## tech

In [1]:
import pandas as pd
import numpy as np
import plotly.express as px
import plotly.graph_objects as go
from tqdm import tqdm

In [2]:
df = pd.read_json('data/data_save.txt',lines=True,dtype={'E':'datetime64[ms]'},chunksize=100000)

In [3]:
du = pd.DataFrame()
trade = pd.DataFrame()
for data in tqdm(df):
    du = du.append(data.query('e=="depthUpdate"').dropna(axis=1))
    trade = trade.append(data.query('e!="depthUpdate"').dropna(axis=1))


12it [00:15,  1.30s/it]


In [4]:
trade['E'].agg(['min','max']).diff().iloc[-1]

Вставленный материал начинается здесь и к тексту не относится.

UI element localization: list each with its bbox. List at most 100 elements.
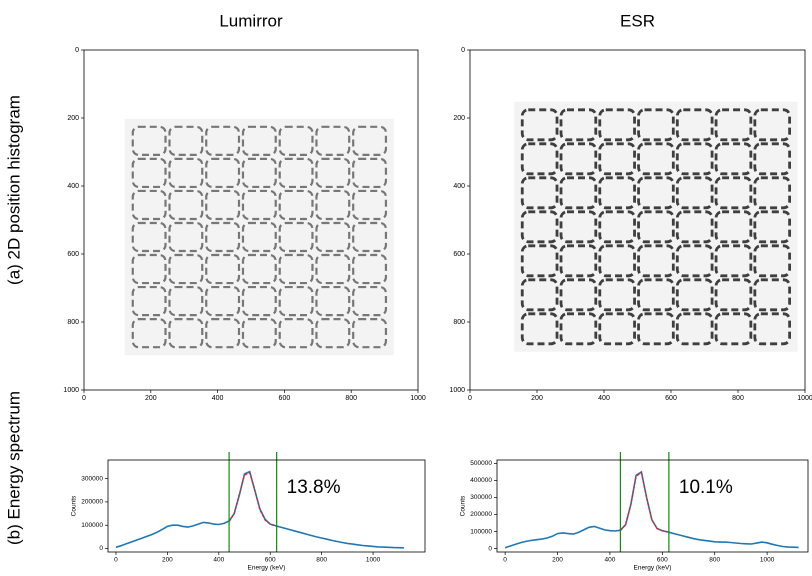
crystal-cell [753, 312, 791, 346]
crystal-cell [241, 253, 277, 285]
crystal-cell [131, 221, 167, 253]
x-tick-label: 1000 [760, 557, 775, 564]
x-tick-label: 1000 [366, 557, 381, 564]
y-tick-label: 200000 [81, 499, 103, 506]
crystal-cell [205, 157, 241, 189]
crystal-cell [714, 244, 753, 278]
x-tick-label: 600 [279, 395, 291, 402]
x-tick-label: 400 [598, 395, 610, 402]
crystal-cell [520, 108, 559, 142]
crystal-cell [675, 312, 714, 346]
crystal-cell [675, 176, 714, 210]
crystal-cell [598, 278, 636, 312]
crystal-cell [168, 253, 204, 285]
crystal-cell [241, 125, 277, 156]
x-tick-label: 200 [552, 557, 563, 564]
crystal-cell [131, 318, 167, 349]
y-axis-label: Counts [460, 495, 467, 516]
crystal-cell [714, 142, 753, 176]
x-tick-label: 600 [665, 395, 677, 402]
y-tick-label: 200 [453, 115, 465, 122]
crystal-cell [675, 210, 714, 244]
crystal-cell [714, 278, 753, 312]
crystal-cell [559, 142, 598, 176]
axes-frame [107, 459, 426, 553]
crystal-cell [598, 312, 636, 346]
crystal-cell [352, 221, 388, 253]
crystal-cell [168, 221, 204, 253]
crystal-cell [714, 210, 753, 244]
crystal-cell [637, 210, 675, 244]
crystal-cell [205, 318, 241, 349]
crystal-cell [131, 285, 167, 317]
x-tick-label: 0 [468, 395, 472, 402]
crystal-cell [598, 244, 636, 278]
y-tick-label: 600 [453, 251, 465, 258]
crystal-cell [352, 318, 388, 349]
crystal-cell [559, 244, 598, 278]
resolution-annotation: 13.8% [287, 477, 341, 498]
series-line [504, 470, 799, 549]
x-tick-label: 800 [316, 557, 327, 564]
x-tick-label: 800 [345, 395, 357, 402]
crystal-cell [598, 142, 636, 176]
crystal-cell [714, 312, 753, 346]
crystal-cell [559, 278, 598, 312]
crystal-cell [520, 244, 559, 278]
x-tick-label: 200 [145, 395, 157, 402]
x-tick-label: 0 [503, 557, 507, 564]
crystal-cell [520, 210, 559, 244]
crystal-cell [205, 125, 241, 156]
y-tick-label: 0 [461, 47, 465, 54]
crystal-cell [315, 221, 351, 253]
y-tick-label: 600 [67, 251, 79, 258]
axes-frame [469, 49, 806, 391]
series-line [228, 471, 276, 527]
crystal-cell [168, 125, 204, 156]
crystal-cell [315, 318, 351, 349]
crystal-cell [315, 253, 351, 285]
series-line [619, 471, 668, 533]
crystal-cell [168, 189, 204, 221]
crystal-cell [753, 244, 791, 278]
x-tick-label: 0 [114, 557, 118, 564]
crystal-cell [278, 285, 314, 317]
y-tick-label: 200000 [470, 511, 492, 518]
x-tick-label: 1000 [797, 395, 812, 402]
crystal-cell [753, 142, 791, 176]
crystal-cell [205, 285, 241, 317]
crystal-cell [520, 142, 559, 176]
row-label: (a) 2D position histogram [4, 95, 23, 285]
crystal-cell [241, 157, 277, 189]
crystal-cell [753, 176, 791, 210]
x-axis-label: Energy (keV) [634, 565, 672, 572]
crystal-cell [637, 176, 675, 210]
x-tick-label: 600 [657, 557, 668, 564]
y-tick-label: 800 [67, 319, 79, 326]
y-tick-label: 0 [75, 47, 79, 54]
crystal-cell [278, 318, 314, 349]
crystal-cell [131, 125, 167, 156]
crystal-cell [637, 278, 675, 312]
crystal-cell [352, 157, 388, 189]
crystal-cell [241, 221, 277, 253]
crystal-cell [714, 176, 753, 210]
crystal-cell [278, 157, 314, 189]
resolution-annotation: 10.1% [679, 477, 733, 498]
crystal-cell [520, 312, 559, 346]
x-tick-label: 400 [213, 557, 224, 564]
y-tick-label: 0 [488, 545, 492, 552]
y-tick-label: 100000 [470, 528, 492, 535]
crystal-cell [131, 189, 167, 221]
crystal-cell [637, 142, 675, 176]
crystal-cell [241, 189, 277, 221]
y-tick-label: 100000 [81, 522, 103, 529]
crystal-cell [278, 253, 314, 285]
x-tick-label: 200 [531, 395, 543, 402]
crystal-cell [753, 210, 791, 244]
crystal-cell [131, 253, 167, 285]
y-tick-label: 300000 [81, 475, 103, 482]
crystal-cell [637, 244, 675, 278]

Timedelta('0 days 16:24:39.354000')

### data transform

In [4]:
trade['type'] = trade['p'].diff().where(lambda x: x!=0).fillna(method='ffill').mul(100).clip(-1,1).map({-1:'sell',1:'buy'})

In [5]:
n_ticks= 500
trade[f'ticks_{n_ticks}'] = np.arange(0,trade.shape[0]) // n_ticks
du[f'ticks_{n_ticks}'] = np.arange(0,du.shape[0]) // n_ticks
trade[f'ticks_{n_ticks}_dt'] = trade.groupby(f'ticks_{n_ticks}')['E'].transform('first')
du[f'ticks_{n_ticks}_dt'] = du.groupby(f'ticks_{n_ticks}')['E'].transform('first')


In [6]:
n_ticks= 10
trade[f'ticks_{n_ticks}'] = np.arange(0,trade.shape[0]) // n_ticks
du[f'ticks_{n_ticks}'] = np.arange(0,du.shape[0]) // n_ticks
trade[f'ticks_{n_ticks}_dt'] = trade.groupby(f'ticks_{n_ticks}')['E'].transform('first')
du[f'ticks_{n_ticks}_dt'] = du.groupby(f'ticks_{n_ticks}')['E'].transform('first')

In [7]:
du['b_first_q']=du['b'].explode().dropna().apply(lambda x: x[1] if x[1]!='0.00000000' else np.nan).groupby(level=0).first().astype(float)
du['a_first_q']=du['a'].explode().dropna().apply(lambda x: x[1] if x[1]!='0.00000000' else np.nan).groupby(level=0).first().astype(float)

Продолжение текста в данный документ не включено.